Некоторые воображали, что обнаружили глубокую ученость во многих имитациях старых писателей; но примеры, которые, как я знал, приводились, были взяты из книг, переведенных в его время; или были такими легкими совпадениями мысли, какие случаются со всеми, кто рассматривает одни и те же предметы; или такими замечаниями о жизни или аксиомами морали, которые плавают в разговоре и передаются по миру в пословичных сентенциях.
[pg 136] Я нашел замечание, что в этой важной фразе «Иди вперед, я последую» мы читаем перевод «I prae, sequar». Мне говорили, что когда Калибан после приятного сна говорит: «Я плакал, чтобы уснуть снова», автор имитирует Анакреонта, у которого, как и у любого другого человека, было то же желание по тому же случаю.
Есть несколько отрывков, которые могут сойти за имитации, но их так мало, что исключение только подтверждает правило; он получил их из случайных цитат или путем устного общения, и, поскольку он использовал то, что имел, он использовал бы больше, если бы получил это.
«Комедия ошибок», как признано, взята из «Менехмов» Плавта; из единственной пьесы Плавта, которая была тогда на английском языке. Что может быть вероятнее, чем то, что тот, кто скопировал это, скопировал бы больше, если бы те, которые не были переведены, не были недоступны?
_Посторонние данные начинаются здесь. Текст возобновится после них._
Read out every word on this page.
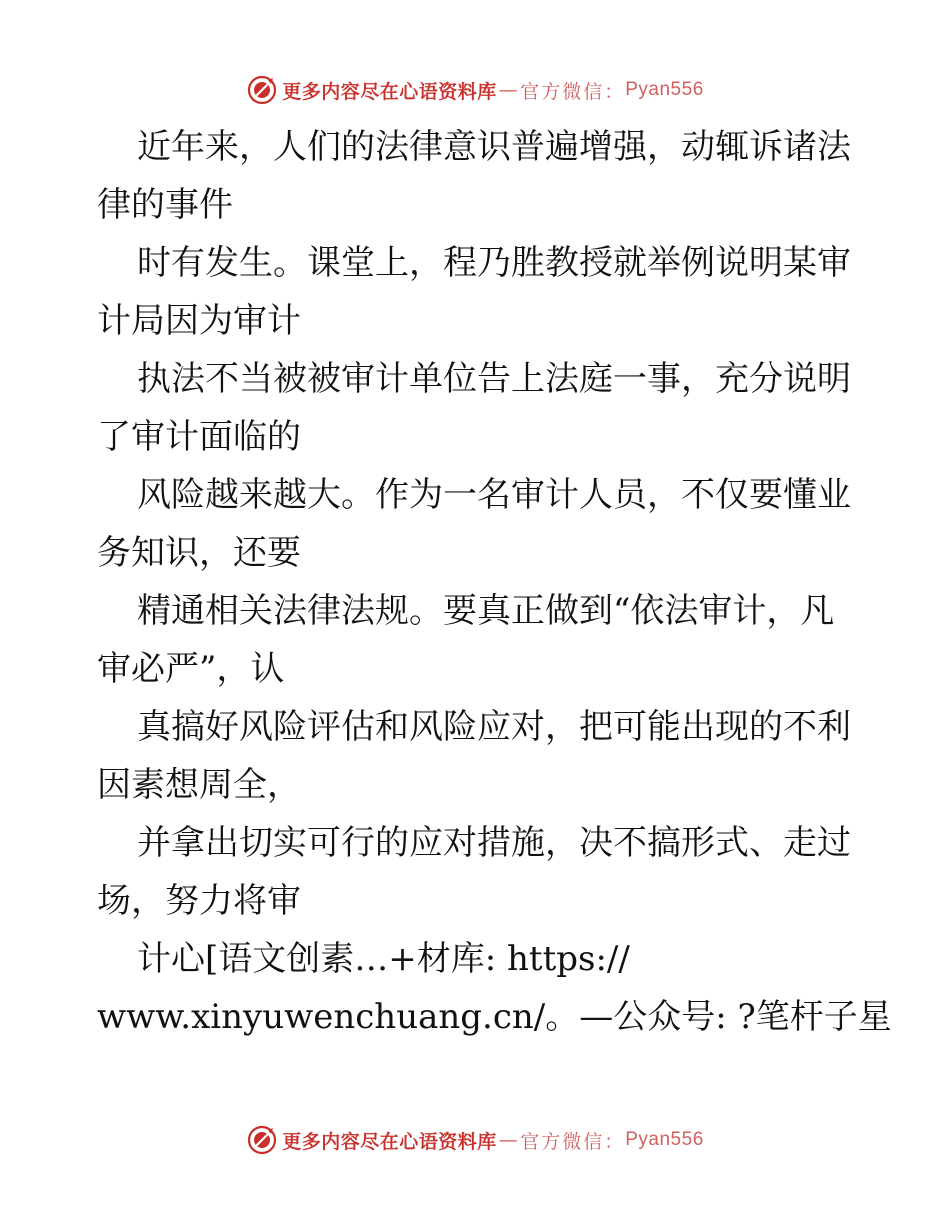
更多内容尽在心语资料库 — 官方微信： Pyan556

近年来，人们的法律意识普遍增强，动辄诉诸法
律的事件

时有发生。课堂上，程乃胜教授就举例说明某审
计局因为审计

执法不当被被审计单位告上法庭一事，充分说明
了审计面临的

风险越来越大。作为一名审计人员，不仅要懂业
务知识，还要

精通相关法律法规。要真正做到“依法审计，凡
审必严”，认

真搞好风险评估和风险应对，把可能出现的不利
因素想周全，

并拿出切实可行的应对措施，决不搞形式、走过
场，努力将审

计心[语文创素…+材库: https://
www.xinyuwenchuang.cn/。—公众号: ?笔杆子星

更多内容尽在心语资料库 — 官方微信： Pyan556
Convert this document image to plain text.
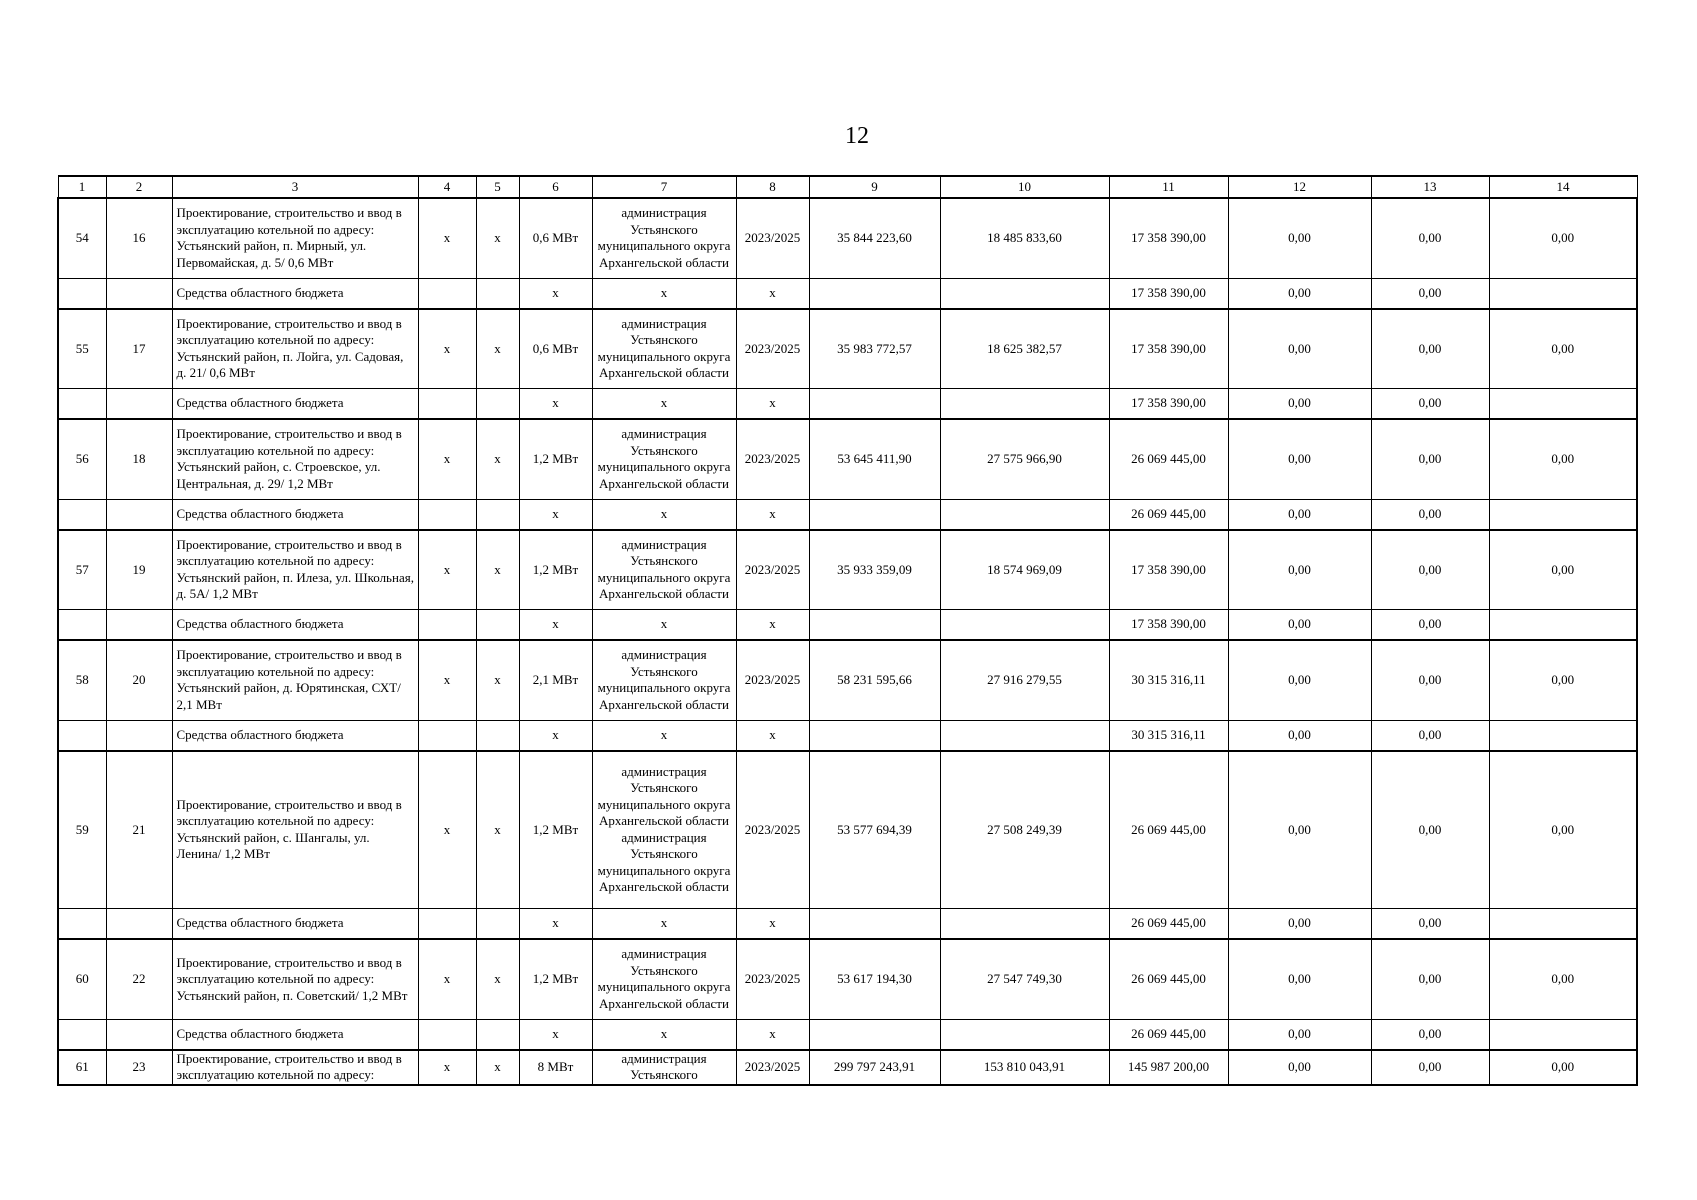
12
1	2	3	4	5	6	7	8	9	10	11	12	13	14
54	16	Проектирование, строительство и ввод в эксплуатацию котельной по адресу: Устьянский район, п. Мирный, ул. Первомайская, д. 5/ 0,6 МВт	х	х	0,6 МВт	администрация Устьянского муниципального округа Архангельской области	2023/2025	35 844 223,60	18 485 833,60	17 358 390,00	0,00	0,00	0,00
		Средства областного бюджета			х	х	х			17 358 390,00	0,00	0,00	
55	17	Проектирование, строительство и ввод в эксплуатацию котельной по адресу: Устьянский район, п. Лойга, ул. Садовая, д. 21/ 0,6 МВт	х	х	0,6 МВт	администрация Устьянского муниципального округа Архангельской области	2023/2025	35 983 772,57	18 625 382,57	17 358 390,00	0,00	0,00	0,00
		Средства областного бюджета			х	х	х			17 358 390,00	0,00	0,00	
56	18	Проектирование, строительство и ввод в эксплуатацию котельной по адресу: Устьянский район, с. Строевское, ул. Центральная, д. 29/ 1,2 МВт	х	х	1,2 МВт	администрация Устьянского муниципального округа Архангельской области	2023/2025	53 645 411,90	27 575 966,90	26 069 445,00	0,00	0,00	0,00
		Средства областного бюджета			х	х	х			26 069 445,00	0,00	0,00	
57	19	Проектирование, строительство и ввод в эксплуатацию котельной по адресу: Устьянский район, п. Илеза, ул. Школьная, д. 5А/ 1,2 МВт	х	х	1,2 МВт	администрация Устьянского муниципального округа Архангельской области	2023/2025	35 933 359,09	18 574 969,09	17 358 390,00	0,00	0,00	0,00
		Средства областного бюджета			х	х	х			17 358 390,00	0,00	0,00	
58	20	Проектирование, строительство и ввод в эксплуатацию котельной по адресу: Устьянский район, д. Юрятинская, СХТ/ 2,1 МВт	х	х	2,1 МВт	администрация Устьянского муниципального округа Архангельской области	2023/2025	58 231 595,66	27 916 279,55	30 315 316,11	0,00	0,00	0,00
		Средства областного бюджета			х	х	х			30 315 316,11	0,00	0,00	
59	21	Проектирование, строительство и ввод в эксплуатацию котельной по адресу: Устьянский район, с. Шангалы, ул. Ленина/ 1,2 МВт	х	х	1,2 МВт	администрация Устьянского муниципального округа Архангельской области администрация Устьянского муниципального округа Архангельской области	2023/2025	53 577 694,39	27 508 249,39	26 069 445,00	0,00	0,00	0,00
		Средства областного бюджета			х	х	х			26 069 445,00	0,00	0,00	
60	22	Проектирование, строительство и ввод в эксплуатацию котельной по адресу: Устьянский район, п. Советский/ 1,2 МВт	х	х	1,2 МВт	администрация Устьянского муниципального округа Архангельской области	2023/2025	53 617 194,30	27 547 749,30	26 069 445,00	0,00	0,00	0,00
		Средства областного бюджета			х	х	х			26 069 445,00	0,00	0,00	
61	23	Проектирование, строительство и ввод в эксплуатацию котельной по адресу:	х	х	8 МВт	администрация Устьянского	2023/2025	299 797 243,91	153 810 043,91	145 987 200,00	0,00	0,00	0,00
Знал ли он современные языки — неясно. То, что в его пьесах есть несколько французских сцен, доказывает мало; он мог легко добиться того, чтобы они были написаны, и, вероятно, даже если бы он знал язык в обычной степени, он не смог бы написать его без посторонней помощи. В истории «Ромео и Джульетты» замечено, что он следовал английскому переводу там, где он отклоняется от итальянского; но это, с другой стороны, ничего не доказывает против его знания оригинала. Он должен был копировать не то, что знал сам, а то, что было известно его аудитории.